A Separate Peace

Satisfactory Essays
Most stories’ titles give readers some insight of what the story will be about. This important concept is seen in the novel, A Separate Peace, written by John Knowles. In general the setting is its own separate peace. There are also specific examples of when characters in the novel try to create their own separate peace.
The winter carnival is a good example, which shows the students at the Devon School creating their own separate peace. After being severely maimed, Finny enters his own state of mind, where there is no war occurring. He tries to put this state of mind into the other students’ minds. Finny starts a winter carnival during which the boys at Devon feel a degree of freedom in this time of war. At the carnival the boys drink cider and dance on the tables. They all feel that nothing matters anymore but their own fantasy world. Even the boys that were uptight about the war, like Brinker, loosened up and enjoyed the fantasy that Finny created. Finny successfully creates his own separate peace by creating a fantasy world.
Gene and Finny create their own peace after there is a period of guilty tension.
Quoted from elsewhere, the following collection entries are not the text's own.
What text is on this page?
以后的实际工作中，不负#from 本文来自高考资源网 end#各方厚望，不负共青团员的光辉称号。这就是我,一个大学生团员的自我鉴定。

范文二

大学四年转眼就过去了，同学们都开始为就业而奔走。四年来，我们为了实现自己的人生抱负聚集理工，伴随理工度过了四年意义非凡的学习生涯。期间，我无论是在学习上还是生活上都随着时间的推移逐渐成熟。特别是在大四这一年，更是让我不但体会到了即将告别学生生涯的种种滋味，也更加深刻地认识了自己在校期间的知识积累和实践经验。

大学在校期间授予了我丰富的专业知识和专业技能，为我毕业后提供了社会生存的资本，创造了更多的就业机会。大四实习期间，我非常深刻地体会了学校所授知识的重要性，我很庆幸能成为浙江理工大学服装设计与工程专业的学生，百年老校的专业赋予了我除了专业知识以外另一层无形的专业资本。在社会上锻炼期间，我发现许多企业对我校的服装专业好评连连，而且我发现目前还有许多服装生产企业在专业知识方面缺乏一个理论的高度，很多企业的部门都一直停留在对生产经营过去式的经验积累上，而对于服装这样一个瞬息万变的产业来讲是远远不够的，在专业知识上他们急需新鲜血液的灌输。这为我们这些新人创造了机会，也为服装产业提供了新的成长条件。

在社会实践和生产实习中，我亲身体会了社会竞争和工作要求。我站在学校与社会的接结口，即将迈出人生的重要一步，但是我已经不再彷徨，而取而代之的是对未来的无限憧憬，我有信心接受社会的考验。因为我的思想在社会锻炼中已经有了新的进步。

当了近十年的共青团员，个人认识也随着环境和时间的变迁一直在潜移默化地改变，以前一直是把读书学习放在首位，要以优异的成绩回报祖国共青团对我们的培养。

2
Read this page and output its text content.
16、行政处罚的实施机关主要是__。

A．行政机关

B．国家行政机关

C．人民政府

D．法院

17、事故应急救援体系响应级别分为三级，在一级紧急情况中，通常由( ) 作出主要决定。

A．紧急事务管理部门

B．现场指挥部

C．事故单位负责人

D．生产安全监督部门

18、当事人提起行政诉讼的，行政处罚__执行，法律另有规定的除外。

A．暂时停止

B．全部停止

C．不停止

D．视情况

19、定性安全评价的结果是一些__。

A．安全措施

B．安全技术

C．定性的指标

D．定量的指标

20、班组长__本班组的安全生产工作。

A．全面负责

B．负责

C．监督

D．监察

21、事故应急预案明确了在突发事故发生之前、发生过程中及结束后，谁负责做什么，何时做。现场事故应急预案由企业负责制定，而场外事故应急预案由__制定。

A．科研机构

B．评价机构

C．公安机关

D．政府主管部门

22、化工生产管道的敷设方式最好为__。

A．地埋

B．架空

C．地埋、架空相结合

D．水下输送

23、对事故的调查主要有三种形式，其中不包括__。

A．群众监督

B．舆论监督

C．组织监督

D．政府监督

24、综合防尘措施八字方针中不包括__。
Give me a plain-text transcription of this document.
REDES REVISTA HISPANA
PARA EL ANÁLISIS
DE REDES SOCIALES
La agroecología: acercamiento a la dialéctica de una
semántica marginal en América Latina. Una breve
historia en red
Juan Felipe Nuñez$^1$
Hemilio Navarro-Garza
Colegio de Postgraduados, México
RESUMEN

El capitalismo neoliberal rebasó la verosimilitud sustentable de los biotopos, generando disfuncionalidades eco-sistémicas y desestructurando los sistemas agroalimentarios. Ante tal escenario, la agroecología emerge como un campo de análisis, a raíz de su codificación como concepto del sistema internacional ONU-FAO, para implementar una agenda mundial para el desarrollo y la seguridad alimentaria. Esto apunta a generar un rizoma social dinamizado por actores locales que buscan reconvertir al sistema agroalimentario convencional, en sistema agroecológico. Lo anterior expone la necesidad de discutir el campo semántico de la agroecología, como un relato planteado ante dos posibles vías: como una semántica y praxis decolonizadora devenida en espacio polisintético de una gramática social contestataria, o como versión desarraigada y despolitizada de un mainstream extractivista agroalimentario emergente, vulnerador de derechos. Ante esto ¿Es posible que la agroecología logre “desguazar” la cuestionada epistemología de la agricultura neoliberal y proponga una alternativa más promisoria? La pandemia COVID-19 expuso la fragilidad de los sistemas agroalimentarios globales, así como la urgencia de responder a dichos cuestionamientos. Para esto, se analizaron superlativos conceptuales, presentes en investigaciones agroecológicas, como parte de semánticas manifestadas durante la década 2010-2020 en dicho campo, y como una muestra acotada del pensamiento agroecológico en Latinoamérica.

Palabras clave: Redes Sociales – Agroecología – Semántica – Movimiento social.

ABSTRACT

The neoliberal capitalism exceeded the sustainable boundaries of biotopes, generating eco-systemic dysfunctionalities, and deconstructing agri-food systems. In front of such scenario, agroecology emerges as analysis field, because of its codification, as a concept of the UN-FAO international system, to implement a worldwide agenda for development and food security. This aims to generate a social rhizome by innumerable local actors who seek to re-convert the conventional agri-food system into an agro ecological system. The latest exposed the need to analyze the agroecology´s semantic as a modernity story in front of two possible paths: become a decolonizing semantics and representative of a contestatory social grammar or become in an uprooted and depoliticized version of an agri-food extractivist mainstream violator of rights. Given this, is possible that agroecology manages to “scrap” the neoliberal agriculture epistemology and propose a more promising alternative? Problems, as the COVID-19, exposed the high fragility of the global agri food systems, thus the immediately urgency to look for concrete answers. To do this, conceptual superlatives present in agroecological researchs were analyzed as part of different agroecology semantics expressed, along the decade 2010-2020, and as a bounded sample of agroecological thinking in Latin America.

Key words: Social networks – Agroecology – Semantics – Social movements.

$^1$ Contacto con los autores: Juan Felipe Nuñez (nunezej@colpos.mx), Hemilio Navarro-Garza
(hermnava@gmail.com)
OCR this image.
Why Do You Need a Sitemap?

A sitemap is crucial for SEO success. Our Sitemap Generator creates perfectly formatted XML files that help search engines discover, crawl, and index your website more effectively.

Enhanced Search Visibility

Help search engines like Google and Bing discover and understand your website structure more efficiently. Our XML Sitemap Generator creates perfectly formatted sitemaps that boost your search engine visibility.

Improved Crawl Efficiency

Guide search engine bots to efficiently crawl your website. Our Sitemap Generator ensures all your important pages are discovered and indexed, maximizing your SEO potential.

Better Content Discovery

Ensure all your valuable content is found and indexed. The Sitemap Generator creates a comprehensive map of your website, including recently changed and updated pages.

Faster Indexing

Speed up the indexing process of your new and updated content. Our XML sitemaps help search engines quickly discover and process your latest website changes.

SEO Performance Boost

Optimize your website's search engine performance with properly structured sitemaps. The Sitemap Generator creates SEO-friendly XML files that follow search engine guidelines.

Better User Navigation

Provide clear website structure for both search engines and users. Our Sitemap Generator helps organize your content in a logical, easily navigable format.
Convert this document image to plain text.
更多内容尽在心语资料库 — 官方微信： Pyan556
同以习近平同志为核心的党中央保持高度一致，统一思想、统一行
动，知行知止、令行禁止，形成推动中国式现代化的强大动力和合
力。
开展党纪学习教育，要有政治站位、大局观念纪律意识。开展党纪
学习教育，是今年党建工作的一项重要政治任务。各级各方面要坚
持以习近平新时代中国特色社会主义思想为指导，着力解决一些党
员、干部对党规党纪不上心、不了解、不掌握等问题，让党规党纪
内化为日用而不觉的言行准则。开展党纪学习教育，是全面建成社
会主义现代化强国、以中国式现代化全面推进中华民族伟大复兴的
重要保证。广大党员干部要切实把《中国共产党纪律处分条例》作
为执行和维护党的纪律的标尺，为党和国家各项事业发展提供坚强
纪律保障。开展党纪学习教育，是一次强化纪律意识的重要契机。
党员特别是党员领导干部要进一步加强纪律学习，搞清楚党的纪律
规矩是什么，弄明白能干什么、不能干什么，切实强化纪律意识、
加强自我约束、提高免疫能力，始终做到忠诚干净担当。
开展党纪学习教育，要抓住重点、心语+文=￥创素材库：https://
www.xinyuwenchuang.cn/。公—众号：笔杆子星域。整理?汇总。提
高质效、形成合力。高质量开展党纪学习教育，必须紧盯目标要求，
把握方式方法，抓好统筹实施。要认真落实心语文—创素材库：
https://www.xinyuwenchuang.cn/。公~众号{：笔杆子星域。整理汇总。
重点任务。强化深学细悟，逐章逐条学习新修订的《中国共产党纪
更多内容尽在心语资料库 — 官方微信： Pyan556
After Gene shakes Finny out of the tree, he feels guilt start to fall upon him. He is hesitant to tell Finny the truth about his accident, and as a result his guilt jumps to a higher level. Gene tries to tell him at the hospital that he is responsible for Finny falling out of the tree, but the doctor interrupts them. This tension between them builds until Gene admits to Finny what really happened. After that, Finny forgives him, and they resume their friendship, and their separate peace.
A Separate Peace is shown through many examples in this novel.